21
John brengt een bezoekje aan Bradford
John Dakin en Bradford Keynes keken elkaar aan over de schildersezels in het tekenlokaal van de School voor Kunstzinnige Vorming. Ze stonden te midden van de grijze en kalende hoofden van de gepensioneerden die over hun kopieën van Titiaan gebogen zaten.
“Ik kom vanwege m’n moeder.”
“Wie is je moeder?”
“Lauren McSkye,” loog John.
Bradfords hart ging als een bezetene tekeer. Hij vergat te ademen. Al het bloed ebde uit hem weg. Hij was helemaal van zijn stuk gebracht. Hij was tweeëntwintig.

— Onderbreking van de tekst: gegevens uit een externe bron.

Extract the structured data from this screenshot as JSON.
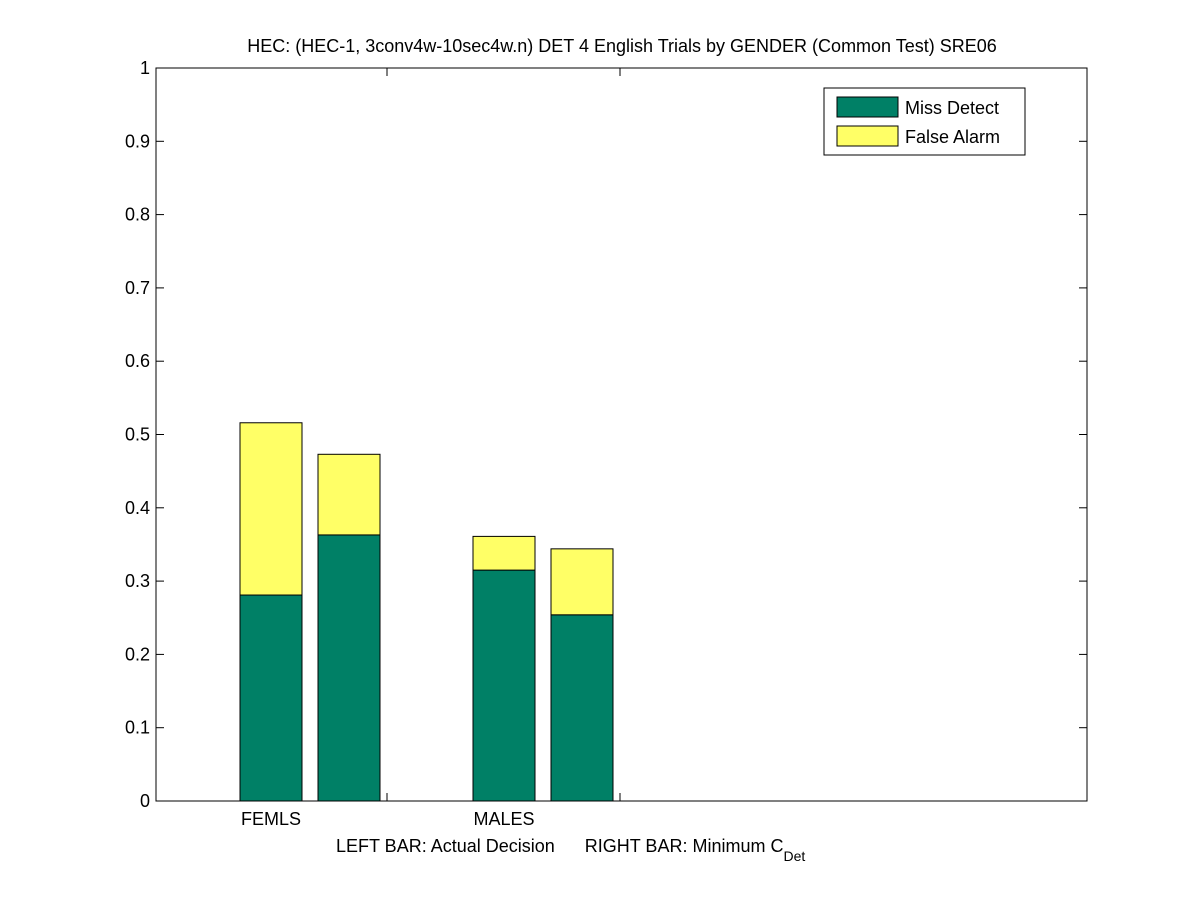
{
  "chart_data": {
    "type": "bar",
    "stacked": true,
    "title": "HEC: (HEC-1, 3conv4w-10sec4w.n) DET 4 English Trials by GENDER (Common Test) SRE06",
    "xlabel_left": "LEFT BAR: Actual Decision",
    "xlabel_right_prefix": "RIGHT BAR: Minimum C",
    "xlabel_right_subscript": "Det",
    "ylim": [
      0,
      1
    ],
    "yticks": [
      "0",
      "0.1",
      "0.2",
      "0.3",
      "0.4",
      "0.5",
      "0.6",
      "0.7",
      "0.8",
      "0.9",
      "1"
    ],
    "categories": [
      "FEMLS",
      "MALES"
    ],
    "legend_position": "top-right",
    "grid": false,
    "series": [
      {
        "name": "Miss Detect",
        "color": "#008066",
        "values": [
          [
            0.281,
            0.363
          ],
          [
            0.315,
            0.254
          ]
        ]
      },
      {
        "name": "False Alarm",
        "color": "#ffff66",
        "values": [
          [
            0.235,
            0.11
          ],
          [
            0.046,
            0.09
          ]
        ]
      }
    ],
    "bar_roles": [
      "Actual Decision",
      "Minimum C_Det"
    ]
  }
}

“Weet u waar ze is?” vroeg John, die zich afvroeg of deze sjofele figuur met verf in zijn lange, belachelijke baard misschien dronken was midden op de dag.
Bij hun eerste ontmoeting in januari was Bradford binnen drie minuten hopeloos verliefd geworden op Lauren McSkye. Sinds dat moment leefde hij alleen nog om naar haar te kunnen kijken en naar haar stem te luisteren. In de tijd die verstreek tussen hun onschuldige ontmoetingen tweemaal per week was hij diep bedroefd; ‘s nachts schilderde hij koortsachtig: Lauren in haar zwarte uitdossing, Lauren naakt, Lauren…Lauren…Lauren.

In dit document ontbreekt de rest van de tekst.